News & Analysis
Chip tool billings at lowest level in more than five years, says SEMI
2/19/2002 4:31 PM EST
SAN JOSE -- Billings for chip-production systems from North American-based suppliers fell to their lowest levels in since the late 1990s at $784 million in January, which was 66% lower than the same month last year, said a new report released today by the Semiconductor Equipment and Materials International (SEMI) trade group.
Equipment billings at North American-based suppliers dropped 4.3% from December's $819.3 million, based on a three-month moving average, said SEMI. However, orders for tools grew slightly in January to $636.9 million, a 1.3% sequential increase from $628.5 million in December and the highest level in three months, said the San Jose-based trade organization.

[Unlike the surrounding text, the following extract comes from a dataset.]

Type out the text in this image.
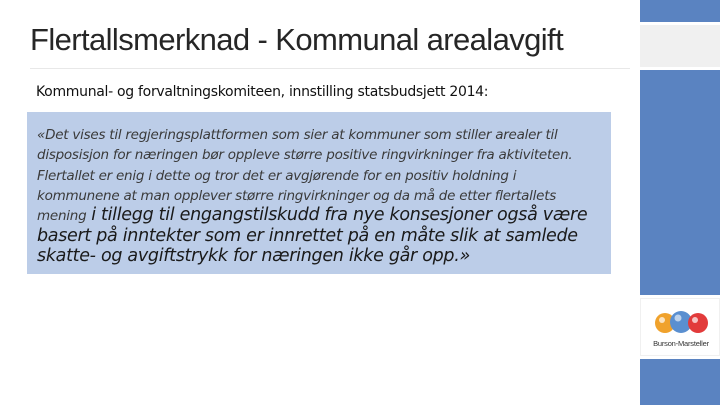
Flertallsmerknad - Kommunal arealavgift
Kommunal- og forvaltningskomiteen, innstilling statsbudsjett 2014:
«Det vises til regjeringsplattformen som sier at kommuner som stiller arealer til disposisjon for næringen bør oppleve større positive ringvirkninger fra aktiviteten. Flertallet er enig i dette og tror det er avgjørende for en positiv holdning i kommunene at man opplever større ringvirkninger og da må de etter flertallets mening i tillegg til engangstilskudd fra nye konsesjoner også være basert på inntekter som er innrettet på en måte slik at samlede skatte- og avgiftstrykk for næringen ikke går opp.»
Burson-Marsteller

The net result was a slight increase in SEMI's Express Report book-to-bill ratio to 0.81 from December's reading of 0.77 for North American-based equipment suppliers. A ratio of 0.81 means $81 worth of new orders were received for every $100 of products shipped.
"Frontend wafer-processing equipment bookings are at a low point for this downturn," said Stanley Myers, president and CEO of SEMI. "The improvement in overall equipment bookings, was driven by a 50% increase in the final manufacturing equipment bookings," he said, referring to chip-assembly and packaging tools. "January marks the second consecutive month in which bookings for the final manufacturing equipment segment increased significantly from its previously weakened state."
North American-based chip equipment suppliers reported worldwide bookings for systems were 66% below $1.85 billion in January 2001, based on a three-month moving average for orders, SEMI said. The three-month average of worldwide billings in January was $784.0 million was also 66% below shipments in January 2001, which had a value of $2.31 billion, according to SEMI.